Some people have asked if anything's happening for Christmas here in Nepal. Last night, our bosses had Ewan, Nini, and I over for drinks and dinner. First, the engineers put together the plastic christmas tree they'd brought from the US. Then there was a lot of putting up ornaments and lights about both the tree and the living room. It was clear they'd done this before, complete with a 110 volt supply for the UL approved lights. Then, this historic photo was taken.


Work was good this week. Ewan and I spent more time on the brushless DC motors I wrote about first in anything anyone told you about Nepali gin. We'd hoped to get the electric scooter up and running, but we had to settle for the motor violently jumping only 1/32 of a turn right before the fuse failed, sparks were heard, and the controller caught on fire. We still don't know exactly what went wrong, but the sequence of events leading to this conclusion included (a) the manual being available only in Chinese and (b) the previous Nepali mechanics method of "fixing" including, first off, cutting all the connectors off the controller, motor, and auxillary devices (ignition key, brakes, etc). There are 16 wires coming out of the controller. We were following traces on the circuit board and windings in the motor to find out what went where. A beep-on-continuity multimeter was great to have.

We found that multimeter at an electronics store in Kathmandu after discovering Ecosystems's existing multimeter gave different voltage readings depending upon the scale it was set to - big problem. When we were at the store, we got the breakdown on available models' prices. The American-made Fluke-brand multimeter was 13000 rupees (~USD180). This is in a country where the average annual income is under USD200. The guy had two other ones. One he said was Korean for 750 rupees (USD11), and a Chinese one that said "Fuke" on it for 150 rupees (USD2). We said we'd get the Korean one, but when he brought it out, there weren't any circles in the writing's charaters. I told him the thing wasn't Korean, it was Chinese. Not an argument for court, but he bought it and admitted it was Chinese too - but made by a Korean company. Whatever. We didn't feel like betting 20 hours of work on a 2 dollar multimeter, so the 11 dollar one made us feel better either way.

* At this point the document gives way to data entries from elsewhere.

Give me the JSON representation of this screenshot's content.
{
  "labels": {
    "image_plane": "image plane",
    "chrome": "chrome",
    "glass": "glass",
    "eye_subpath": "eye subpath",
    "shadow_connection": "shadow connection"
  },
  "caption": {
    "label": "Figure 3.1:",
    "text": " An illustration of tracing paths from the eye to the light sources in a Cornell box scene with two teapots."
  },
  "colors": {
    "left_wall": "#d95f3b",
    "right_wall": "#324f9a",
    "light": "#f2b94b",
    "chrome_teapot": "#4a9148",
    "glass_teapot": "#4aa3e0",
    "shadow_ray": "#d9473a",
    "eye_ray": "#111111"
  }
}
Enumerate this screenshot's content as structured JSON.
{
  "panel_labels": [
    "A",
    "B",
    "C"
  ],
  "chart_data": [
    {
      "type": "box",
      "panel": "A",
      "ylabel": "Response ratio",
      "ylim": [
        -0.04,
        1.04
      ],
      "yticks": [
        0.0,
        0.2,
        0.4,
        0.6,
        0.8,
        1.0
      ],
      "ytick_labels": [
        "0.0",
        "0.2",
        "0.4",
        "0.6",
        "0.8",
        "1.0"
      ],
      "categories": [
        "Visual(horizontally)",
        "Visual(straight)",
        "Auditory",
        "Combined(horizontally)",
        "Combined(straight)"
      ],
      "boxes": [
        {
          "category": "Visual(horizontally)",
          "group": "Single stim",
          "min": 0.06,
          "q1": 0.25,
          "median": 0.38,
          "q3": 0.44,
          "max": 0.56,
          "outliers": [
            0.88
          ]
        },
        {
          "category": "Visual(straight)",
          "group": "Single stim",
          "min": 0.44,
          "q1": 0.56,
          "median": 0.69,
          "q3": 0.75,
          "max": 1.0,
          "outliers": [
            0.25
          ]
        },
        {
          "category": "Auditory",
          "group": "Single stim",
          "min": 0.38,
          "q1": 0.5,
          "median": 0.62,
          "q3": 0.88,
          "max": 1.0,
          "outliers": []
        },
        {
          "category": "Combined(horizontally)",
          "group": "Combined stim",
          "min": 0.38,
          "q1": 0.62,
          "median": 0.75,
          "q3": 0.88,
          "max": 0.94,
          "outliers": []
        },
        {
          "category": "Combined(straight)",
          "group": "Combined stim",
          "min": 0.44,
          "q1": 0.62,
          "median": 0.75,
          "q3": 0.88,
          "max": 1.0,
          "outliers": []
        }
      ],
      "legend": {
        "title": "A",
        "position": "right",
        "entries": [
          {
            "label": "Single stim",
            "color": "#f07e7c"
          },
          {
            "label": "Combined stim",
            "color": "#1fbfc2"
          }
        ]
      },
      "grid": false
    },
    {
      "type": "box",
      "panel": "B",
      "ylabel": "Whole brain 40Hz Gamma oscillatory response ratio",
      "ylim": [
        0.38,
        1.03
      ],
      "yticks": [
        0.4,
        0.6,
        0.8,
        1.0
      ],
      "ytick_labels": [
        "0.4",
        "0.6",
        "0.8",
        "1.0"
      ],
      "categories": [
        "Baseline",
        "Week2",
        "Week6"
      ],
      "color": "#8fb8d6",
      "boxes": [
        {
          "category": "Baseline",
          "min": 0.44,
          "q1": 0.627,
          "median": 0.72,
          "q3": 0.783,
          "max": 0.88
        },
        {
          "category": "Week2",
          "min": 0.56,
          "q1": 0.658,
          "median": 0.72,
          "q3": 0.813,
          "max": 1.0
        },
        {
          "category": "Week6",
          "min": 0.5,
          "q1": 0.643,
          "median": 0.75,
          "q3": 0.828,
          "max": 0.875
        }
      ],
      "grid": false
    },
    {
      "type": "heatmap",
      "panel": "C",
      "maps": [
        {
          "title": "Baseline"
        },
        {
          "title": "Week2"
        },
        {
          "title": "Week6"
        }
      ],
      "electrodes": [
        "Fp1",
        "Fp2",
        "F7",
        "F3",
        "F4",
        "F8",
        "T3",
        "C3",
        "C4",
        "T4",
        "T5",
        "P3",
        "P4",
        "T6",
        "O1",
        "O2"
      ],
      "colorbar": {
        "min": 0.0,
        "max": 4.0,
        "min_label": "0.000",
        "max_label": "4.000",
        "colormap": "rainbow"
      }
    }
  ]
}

Yesterday evening Ewan and I saw there was a bubbling spring outside the office's gate, where there had been no bubbling spring before. I told our boss, and she came out to take a look at it and we agreed it was a broken water main. I said "well, then, let's call the city and have them send a crew out". We looked at each other and had a good long laugh about that one - city maintainance crews! Tip your waitress.

2 Comments:

At 1:23 PM, Anonymous said...

Will, maya here. in memphis. at work. looking at your blog, and generally thinking "damn, will looks tanned, thin, and well-rested."

 
At 6:40 PM, mike lin said...

damn will, i'm sittin' here thinkin', "what the hell am i doing in jersey?!?" it smells like pickles and exhaust and it's freezing! glad to see you're doin' well (and lookin' mighty fine).